During the meeting with the MLB’s Commissioner’s office, MLB told the Everkin team that they were looking for something more than just slapping a logo on a case. He wanted them to incorporate stadium shots and images that only MLB could access. While at first it appeared that Everkin was striking out, Charlotte presented a number of designs for women, noting the split between male and female fans was nearly even. MLB loved the ideas and offered to give Everkin the licensing rights to create designs for all of its teams.
Everkin launched in early 2019, but sadly, the company did not survive its first year. Charlotte Hennigton’s LinkedIn page stated that Everkin reached $400,000 in sales within six months, but Everkin’s Facebook page no longer exists, their most recent Instagram post is from April 2019 (with a mere 2,382 followers) and their website has been taken down completely.

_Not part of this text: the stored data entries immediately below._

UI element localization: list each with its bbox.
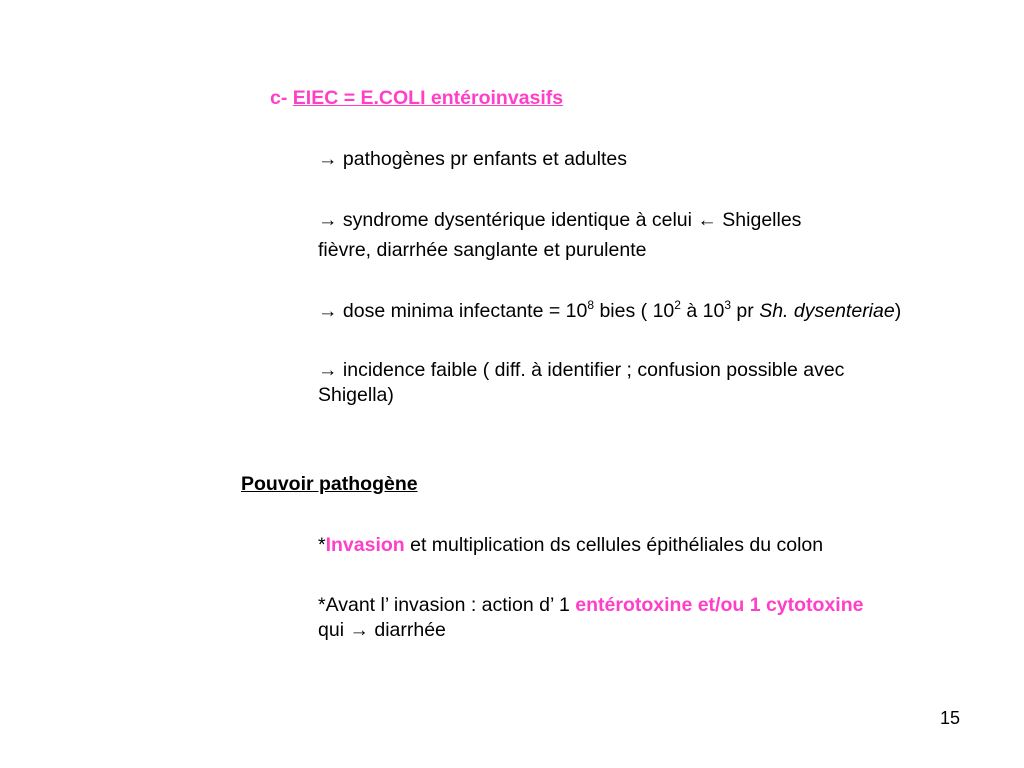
bullet-incidence: → incidence faible ( diff. à identifier ; confusion possible avec <box>318 359 845 381</box>
toxin-text: *Avant l’ invasion : action d’ 1 <box>318 594 576 616</box>
section-item-toxin <box>318 593 863 617</box>
invasion-highlight: Invasion <box>325 534 405 556</box>
dose-text-5: ) <box>894 300 902 322</box>
bullet-dose <box>318 299 901 323</box>
slide-heading <box>270 86 563 110</box>
bullet-syndrome-detail: fièvre, diarrhée sanglante et purulente <box>318 239 647 261</box>
dose-text-3: à 10 <box>680 300 725 322</box>
toxin-highlight: entérotoxine et/ou 1 cytotoxine <box>575 594 864 616</box>
section-title: Pouvoir pathogène <box>241 473 418 495</box>
bullet-syndrome: → syndrome dysentérique identique à celui ← Shigelles <box>318 209 802 231</box>
heading-title: EIEC = E.COLI entéroinvasifs <box>292 87 564 109</box>
dose-text-1: → dose minima infectante = 10 <box>318 300 588 322</box>
dose-text-2: bies ( 10 <box>594 300 675 322</box>
dose-exponent-3: 3 <box>724 298 732 312</box>
page-number: 15 <box>939 708 961 728</box>
item-star: * <box>318 534 326 556</box>
section-item-invasion <box>318 533 823 557</box>
invasion-rest: et multiplication ds cellules épithéliales du colon <box>404 534 824 556</box>
dose-species: Sh. dysenteriae <box>759 300 895 322</box>
dose-text-4: pr <box>731 300 760 322</box>
bullet-incidence-detail: Shigella) <box>318 384 394 406</box>
dose-exponent-1: 8 <box>587 298 595 312</box>
section-item-toxin-detail: qui → diarrhée <box>318 619 446 641</box>
heading-prefix: c- <box>270 87 293 109</box>
bullet-pathogens: → pathogènes pr enfants et adultes <box>318 148 627 170</box>
dose-exponent-2: 2 <box>674 298 681 312</box>
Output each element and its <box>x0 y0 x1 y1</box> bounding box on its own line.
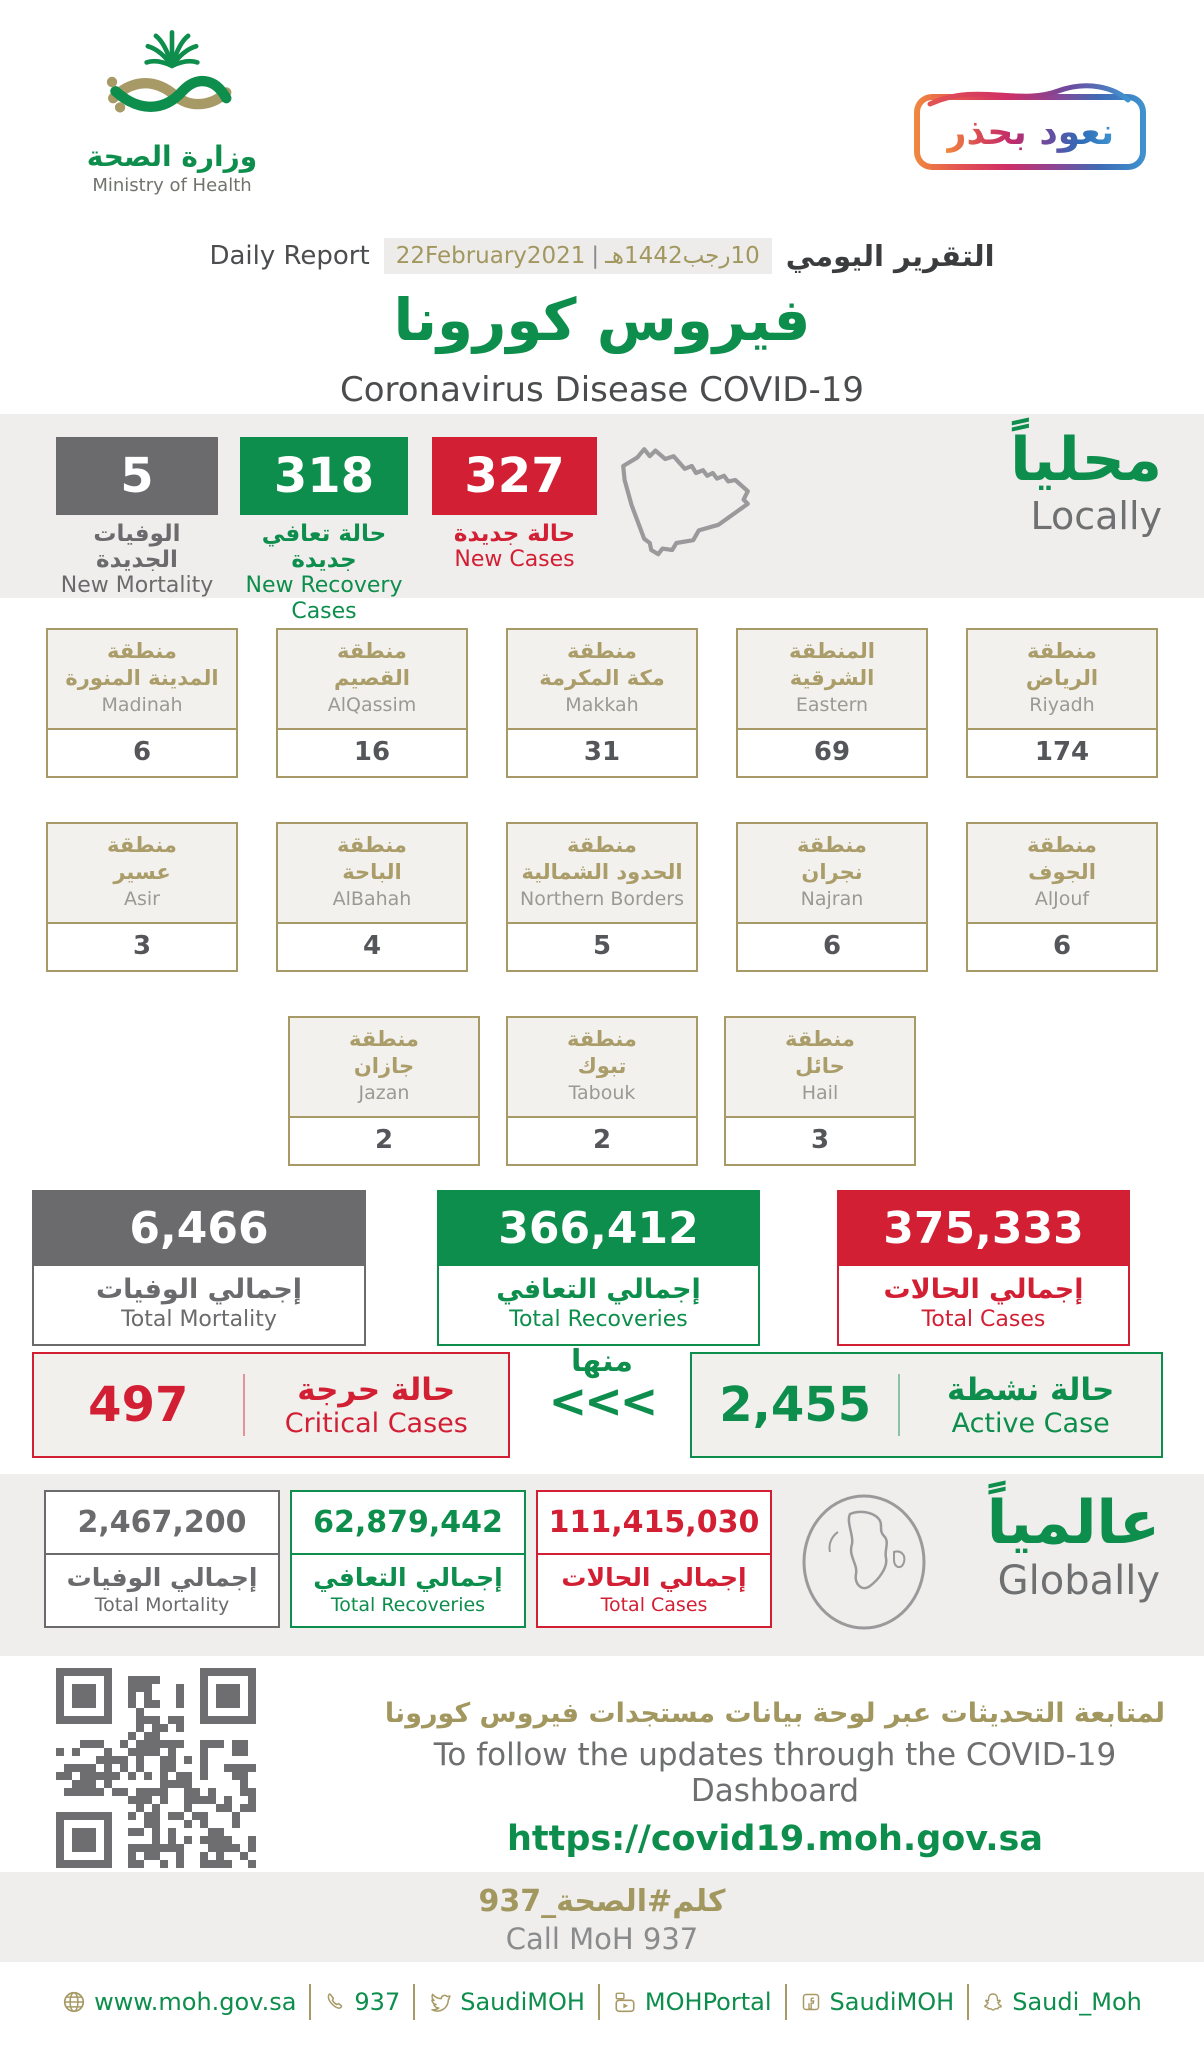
region-ar-line2: الشرقية <box>789 666 875 690</box>
report-title-row <box>0 238 1204 274</box>
region-ar-line2: الجوف <box>1028 860 1096 884</box>
total-recoveries-label-ar: إجمالي التعافي <box>496 1274 701 1305</box>
page-title-ar: فيروس كورونا <box>393 286 811 354</box>
new-cases-stat <box>432 437 597 573</box>
total-cases-box <box>837 1190 1130 1346</box>
new-mortality-stat <box>56 437 218 599</box>
region-ar-line2: مكة المكرمة <box>539 666 665 690</box>
critical-cases-value: 497 <box>88 1377 189 1433</box>
footer-youtube-label: MOHPortal <box>644 1988 772 2016</box>
dashboard-url-link[interactable]: https://covid19.moh.gov.sa <box>506 1819 1044 1859</box>
moh-logo-icon <box>97 26 247 138</box>
region-en: Eastern <box>795 694 869 716</box>
global-cases-value: 111,415,030 <box>538 1492 770 1555</box>
total-mortality-value: 6,466 <box>32 1190 366 1266</box>
daily-report-label-en: Daily Report <box>209 241 370 271</box>
region-ar-line2: جازان <box>353 1054 415 1078</box>
total-recoveries-box <box>437 1190 760 1346</box>
saudi-arabia-map-outline <box>612 438 780 578</box>
region-value: 4 <box>278 924 466 970</box>
region-card-eastern <box>736 628 928 778</box>
total-mortality-label-en: Total Mortality <box>121 1307 277 1332</box>
region-ar-line1: منطقة <box>337 833 407 857</box>
report-date-hijri: 10رجب1442هـ <box>605 243 760 269</box>
badge-swoosh-icon <box>926 78 1132 110</box>
region-ar-line1: منطقة <box>107 639 177 663</box>
total-cases-label-en: Total Cases <box>921 1307 1046 1332</box>
snapchat-icon <box>982 1991 1004 2013</box>
of-which-indicator <box>540 1344 664 1428</box>
footer-twitter-label: SaudiMOH <box>460 1988 585 2016</box>
dashboard-info <box>380 1698 1170 1859</box>
total-cases-label-ar: إجمالي الحالات <box>883 1274 1084 1305</box>
region-value: 174 <box>968 730 1156 776</box>
region-en: Hail <box>801 1082 839 1104</box>
region-en: Riyadh <box>1029 694 1095 716</box>
region-ar-line2: عسير <box>113 860 171 884</box>
region-value: 3 <box>726 1118 914 1164</box>
of-which-label: منها <box>571 1344 633 1379</box>
new-recovery-label-ar: حالة تعافي جديدة <box>261 521 387 573</box>
global-cases-label-en: Total Cases <box>600 1594 708 1616</box>
dashboard-text-ar: لمتابعة التحديثات عبر لوحة بيانات مستجدات فيروس كورونا <box>384 1698 1166 1729</box>
region-ar-line2: تبوك <box>577 1054 627 1078</box>
locally-heading-ar: محلياً <box>1010 425 1162 495</box>
region-card-aljouf <box>966 822 1158 972</box>
region-card-albahah <box>276 822 468 972</box>
page-title-en: Coronavirus Disease COVID-19 <box>339 370 864 410</box>
region-en: AlBahah <box>332 888 412 910</box>
region-card-northern-borders <box>506 822 698 972</box>
region-ar-line2: المدينة المنورة <box>65 666 219 690</box>
footer-snapchat[interactable] <box>967 1984 1155 2020</box>
region-ar-line1: منطقة <box>785 1027 855 1051</box>
region-value: 6 <box>738 924 926 970</box>
total-cases-value: 375,333 <box>837 1190 1130 1266</box>
region-en: Asir <box>124 888 160 910</box>
region-card-makkah <box>506 628 698 778</box>
global-mortality-label-en: Total Mortality <box>94 1594 230 1616</box>
region-value: 31 <box>508 730 696 776</box>
footer-twitter[interactable] <box>413 1984 598 2020</box>
region-ar-line2: حائل <box>795 1054 845 1078</box>
total-recoveries-label-en: Total Recoveries <box>509 1307 688 1332</box>
region-ar-line2: الرياض <box>1025 666 1099 690</box>
new-cases-value: 327 <box>432 437 597 515</box>
region-value: 2 <box>290 1118 478 1164</box>
region-row-1 <box>46 628 1158 778</box>
region-value: 3 <box>48 924 236 970</box>
global-mortality-label-ar: إجمالي الوفيات <box>66 1563 258 1592</box>
new-recovery-label-en: New Recovery Cases <box>245 573 403 624</box>
footer-contact-bar <box>0 1984 1204 2020</box>
moh-logo <box>52 26 292 196</box>
region-value: 5 <box>508 924 696 970</box>
footer-website-label: www.moh.gov.sa <box>94 1988 297 2016</box>
region-en: AlQassim <box>327 694 417 716</box>
footer-facebook-label: SaudiMOH <box>829 1988 955 2016</box>
region-value: 16 <box>278 730 466 776</box>
phone-icon <box>324 1991 346 2013</box>
region-value: 69 <box>738 730 926 776</box>
critical-cases-box <box>32 1352 510 1458</box>
region-value: 6 <box>48 730 236 776</box>
region-card-asir <box>46 822 238 972</box>
region-ar-line1: منطقة <box>337 639 407 663</box>
region-ar-line1: منطقة <box>1027 833 1097 857</box>
logo-title-ar: وزارة الصحة <box>86 140 258 173</box>
region-value: 2 <box>508 1118 696 1164</box>
youtube-icon <box>613 1990 637 2014</box>
region-ar-line1: منطقة <box>567 833 637 857</box>
global-cases-label-ar: إجمالي الحالات <box>561 1563 747 1592</box>
locally-heading-en: Locally <box>1030 494 1162 538</box>
footer-facebook[interactable] <box>785 1984 968 2020</box>
global-mortality-box <box>44 1490 280 1628</box>
return-with-caution-badge <box>914 94 1146 170</box>
region-ar-line1: منطقة <box>567 1027 637 1051</box>
facebook-icon <box>800 1991 822 2013</box>
new-recovery-stat <box>240 437 408 625</box>
region-value: 6 <box>968 924 1156 970</box>
active-label-ar: حالة نشطة <box>946 1371 1115 1408</box>
region-en: Tabouk <box>568 1082 636 1104</box>
region-ar-line2: القصيم <box>334 666 410 690</box>
region-row-3 <box>160 1016 1044 1166</box>
total-recoveries-value: 366,412 <box>437 1190 760 1266</box>
region-ar-line2: الحدود الشمالية <box>521 860 683 884</box>
active-divider <box>898 1374 900 1436</box>
call-moh-ar: كلم#الصحة_937 <box>478 1884 726 1919</box>
active-label-en: Active Case <box>951 1407 1110 1439</box>
critical-label-en: Critical Cases <box>284 1407 468 1439</box>
logo-title-en: Ministry of Health <box>92 175 252 196</box>
global-recoveries-value: 62,879,442 <box>292 1492 524 1555</box>
region-ar-line1: منطقة <box>107 833 177 857</box>
critical-divider <box>243 1374 245 1436</box>
new-recovery-value: 318 <box>240 437 408 515</box>
region-en: AlJouf <box>1034 888 1090 910</box>
region-ar-line1: المنطقة <box>788 639 876 663</box>
region-card-hail <box>724 1016 916 1166</box>
region-en: Jazan <box>358 1082 410 1104</box>
region-ar-line1: منطقة <box>567 639 637 663</box>
global-recoveries-label-ar: إجمالي التعافي <box>313 1563 503 1592</box>
globally-heading-en: Globally <box>997 1558 1160 1604</box>
global-mortality-value: 2,467,200 <box>46 1492 278 1555</box>
footer-website[interactable] <box>49 1984 309 2020</box>
global-cases-box <box>536 1490 772 1628</box>
new-cases-label-en: New Cases <box>454 547 575 572</box>
active-cases-box <box>690 1352 1163 1458</box>
globally-heading-ar: عالمياً <box>986 1488 1160 1558</box>
region-card-najran <box>736 822 928 972</box>
region-ar-line1: منطقة <box>1027 639 1097 663</box>
region-card-riyadh <box>966 628 1158 778</box>
region-en: Makkah <box>565 694 639 716</box>
region-row-2 <box>46 822 1158 972</box>
globe-icon <box>62 1990 86 2014</box>
new-cases-label-ar: حالة جديدة <box>453 521 576 547</box>
globally-heading <box>987 1488 1160 1604</box>
critical-label-ar: حالة حرجة <box>297 1371 456 1408</box>
global-recoveries-label-en: Total Recoveries <box>330 1594 486 1616</box>
region-en: Northern Borders <box>520 888 684 910</box>
report-date <box>384 238 772 274</box>
call-moh-en: Call MoH 937 <box>505 1922 699 1956</box>
region-card-jazan <box>288 1016 480 1166</box>
region-card-tabouk <box>506 1016 698 1166</box>
global-recoveries-box <box>290 1490 526 1628</box>
daily-report-label-ar: التقرير اليومي <box>785 239 995 273</box>
footer-phone[interactable] <box>309 1984 413 2020</box>
twitter-icon <box>428 1990 452 2014</box>
region-ar-line2: الباحة <box>342 860 402 884</box>
badge-label: نعود بحذر <box>945 111 1115 153</box>
footer-phone-label: 937 <box>354 1988 401 2016</box>
region-ar-line1: منطقة <box>797 833 867 857</box>
region-card-madinah <box>46 628 238 778</box>
new-mortality-value: 5 <box>56 437 218 515</box>
region-en: Madinah <box>101 694 183 716</box>
locally-heading <box>1010 426 1162 538</box>
total-mortality-label-ar: إجمالي الوفيات <box>95 1274 303 1305</box>
region-ar-line2: نجران <box>801 860 863 884</box>
region-ar-line1: منطقة <box>349 1027 419 1051</box>
region-card-alqassim <box>276 628 468 778</box>
new-mortality-label-ar: الوفيات الجديدة <box>93 521 181 573</box>
dashboard-qr-code <box>56 1668 256 1868</box>
footer-youtube[interactable] <box>598 1984 785 2020</box>
footer-snapchat-label: Saudi_Moh <box>1012 1988 1142 2016</box>
chevrons-left-icon: <<< <box>548 1374 656 1428</box>
new-mortality-label-en: New Mortality <box>60 573 214 598</box>
date-separator: | <box>591 243 600 269</box>
active-cases-value: 2,455 <box>719 1377 872 1433</box>
dashboard-text-en: To follow the updates through the COVID-19 Dashboard <box>433 1737 1117 1809</box>
region-en: Najran <box>800 888 864 910</box>
report-date-gregorian: 22February2021 <box>395 243 586 269</box>
globe-icon <box>798 1492 932 1632</box>
total-mortality-box <box>32 1190 366 1346</box>
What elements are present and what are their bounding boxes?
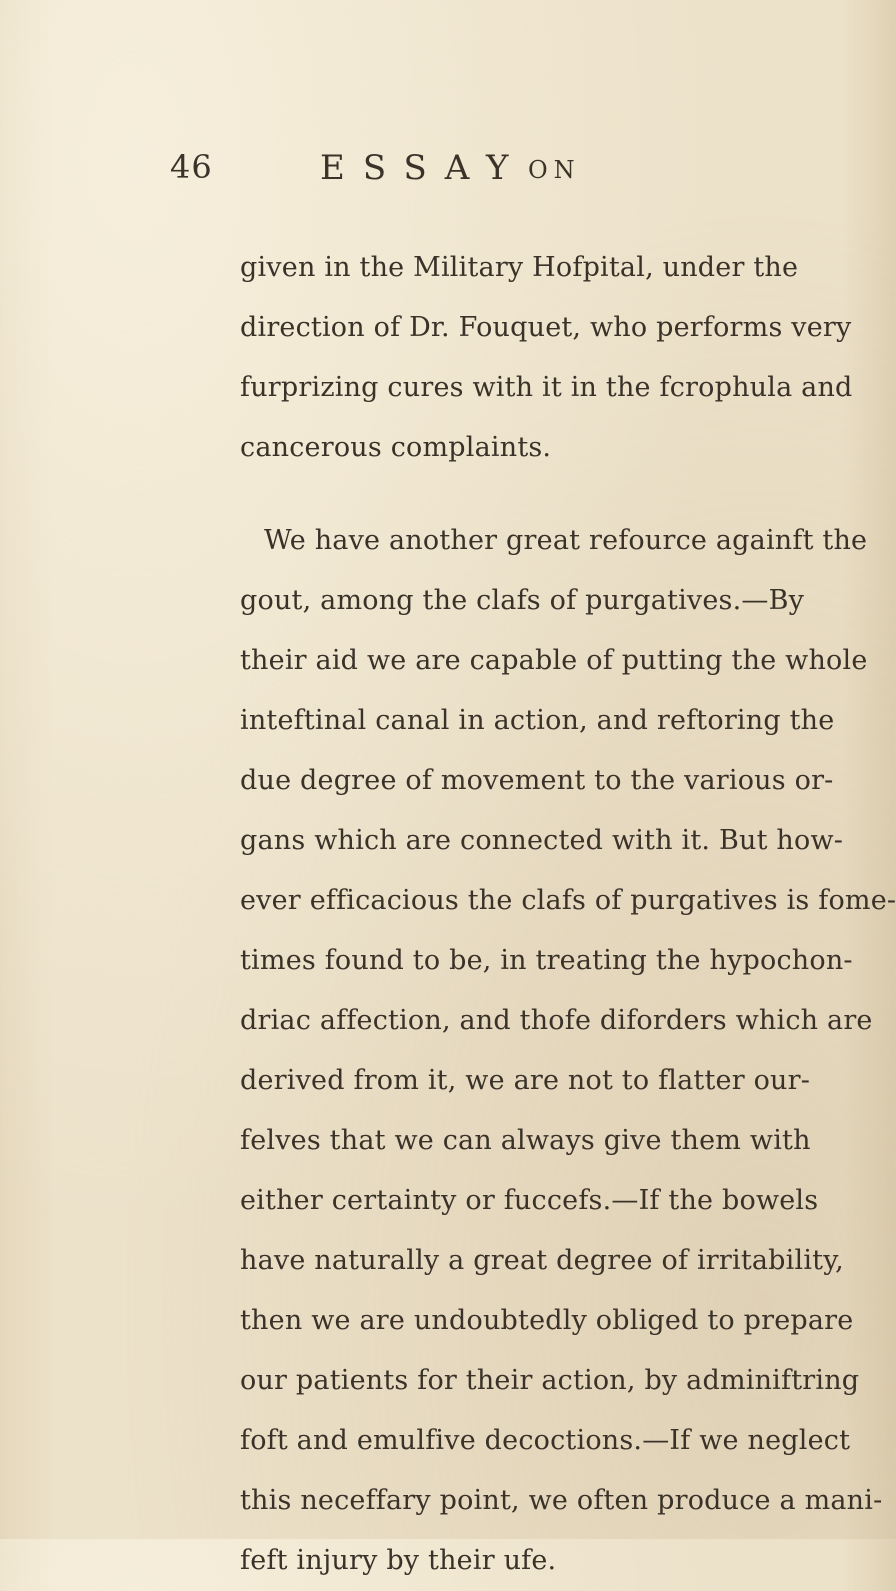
text-line: derived from it, we are not to flatter our- [240,1065,811,1096]
text-line: direction of Dr. Fouquet, who performs very [240,312,852,343]
text-line: then we are undoubtedly obliged to prepare [240,1305,854,1336]
text-line: feft injury by their ufe. [240,1545,557,1576]
text-line: driac affection, and thofe diforders which are [240,1005,873,1036]
text-line: gout, among the clafs of purgatives.—By [240,585,805,616]
text-line: furprizing cures with it in the fcrophula and [240,372,853,403]
paragraph-2 [240,511,896,1591]
text-line: felves that we can always give them with [240,1125,811,1156]
running-head-suffix: ON [528,156,581,184]
body-text [240,238,896,1591]
running-head [170,148,690,198]
text-line: given in the Military Hofpital, under the [240,252,799,283]
text-line: due degree of movement to the various or- [240,765,834,796]
text-line: inteftinal canal in action, and reftoring the [240,705,835,736]
text-line: this neceffary point, we often produce a mani- [240,1485,883,1516]
paragraph-1 [240,238,853,478]
page-number: 46 [170,148,213,186]
paragraph-gap [240,478,760,511]
text-line: their aid we are capable of putting the whole [240,645,868,676]
text-line: times found to be, in treating the hypochon- [240,945,853,976]
text-line: either certainty or fuccefs.—If the bowels [240,1185,819,1216]
text-line: ever efficacious the clafs of purgatives is fome- [240,885,896,916]
text-line: our patients for their action, by adminiftring [240,1365,860,1396]
text-line: We have another great refource againft the [264,525,868,556]
text-line: cancerous complaints. [240,432,552,463]
text-line: gans which are connected with it. But how- [240,825,844,856]
running-head-title: ESSAY [320,148,527,188]
text-line: foft and emulfive decoctions.—If we neglect [240,1425,851,1456]
text-line: have naturally a great degree of irritability, [240,1245,844,1276]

If you visit T-Mobile’s and MLB’s websites, you won’t find any Everkin cases there, and Twitter users are wondering when, if ever, the designs will be available. (I wouldn’t hold your breath, folks.) The phone accessory market is very competitive and seems to be dominated by a few key players. Perhaps Everkin can re-emerge purely as a company that will license its designs, but as a phone accessory company, it appears that Everkin has lost its signal.